Researchers at IISER Bhopal have found that depleting the production of a specific protein kinase (PAK2) has a cascading effect in head and neck cancer. The expression of both cancer gene (c-Myc) and cancer-specific metabolic enzyme (PKM2) gets compromised when PAK2 protein is depleted. Inhibitors developed to target the PAK2 protein are more likely to be successful in treating head and neck cancer and reducing resistance to cancer drugs.
Researchers at the Indian Institute of Science Education and Research (IISER) Bhopal have found that depleting the production of a specific protein kinase (p21-activated kinase 2 or PAK2), which is normally produced in excess in head and neck cancer, affects a chain of events that finally reduces the growth of head and neck cancer.
In cancer cells, the PAK2 protein is responsible for increased cell proliferation, cell migration, invasion into the extracellular matrix, colony formation and even resistance to certain cancer drugs. The team led by Prof. Sanjeev Shukla from the Institute’s Department of Biological Sciences found the PAK2 protein was produced in excess (overexpressed) in 24 of 26 human cancer samples.
When the production of this protein was reduced in three head and neck cancer cell lines, the cancer cells became less viable and had reduced ability to proliferate, migrate, form colony and even resist cancer drugs. These studies showed the importance of interfering with PAK2 protein levels to control head and neck cancer. So the researchers set to find the molecular mechanism behind the role of PAK2 protein in cancer growth.

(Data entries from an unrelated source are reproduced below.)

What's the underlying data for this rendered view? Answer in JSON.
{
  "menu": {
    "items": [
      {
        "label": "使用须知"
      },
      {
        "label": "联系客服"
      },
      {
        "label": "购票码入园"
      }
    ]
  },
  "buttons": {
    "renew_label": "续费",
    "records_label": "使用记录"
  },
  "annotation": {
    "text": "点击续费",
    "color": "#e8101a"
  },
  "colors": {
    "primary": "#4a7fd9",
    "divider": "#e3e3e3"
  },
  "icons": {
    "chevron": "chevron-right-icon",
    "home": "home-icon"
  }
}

“What we found was when the PAK2 protein level was reduced, the activation of a certain (beta-catenin) signalling pathway was inhibited,” says Prof. Shukla, who is a Wellcome Trust/DBT India Alliance Fellow. This pathway is important as its activation is associated with downstream target genes that play an important role in cancer growth. “So we hypothesised that the beta-catenin signalling might be dependent on PAK2 protein level and inhibiting the pathway will affect the expression of a well known cancer gene c-Myc,” he says. The c-Myc gene is produced in excess in head and neck cancer and is responsible for cancer cell growth.
“When we depleted the amount of PAK2 protein in cancer cells we found the activity of the signalling pathway getting affected, which then led to reduced expression of the cancer gene,” says Amit Gupta the Institute’s Department of Biological Sciences and first author of a paper in the journal Cell Death & Disease.
In a cascade of events, the reduced expression of the cancer gene causes a reduction in the amount of a cancer-specific metabolic enzyme (pyruvate kinase M2 or PKM2) produced. The PKM2 enzyme plays an important role in increasing the rate at which the glucose gets converted into lactate in cancer cells, which provides energy and also supports rapid cell division by providing the building blocks for forming new cells. So any reduction in this enzyme level severely compromises cancer cells’ ability to proliferate and migrate.
Unlike in normal cells, the glucose metabolism is not complete in cancer cells. So the glucose gets converted into lactate leading to less energy availability in cancer cells. Cancer cells tend to compensate for this by increasing the rate of glucose to lactate conversion and also by taking up more glucose from the surrounding environment.
“The involvement of PAK2 protein in other cancers is already known. But the cascading effect of PAK2 depletion in compromising the expression of the cancer gene (c-Myc) and cancer-specific metabolic enzyme (PKM2) was not known,” says Prof. Shukla. “This is the first study to report this and its role in head and neck cancer progression.”
“It might be possible to develop inhibitors to target the PAK2 protein to help treat head and neck cancer. More studies are needed before inhibitors are used but there is a potential,” says Prof. Shukla.
“The PAK2 protein is also responsible for chemotherapeutic resistance. So it might be possible to enhance the efficacy of currently available cancer drugs by combining them with PAK2 inhibitors,” says Gupta.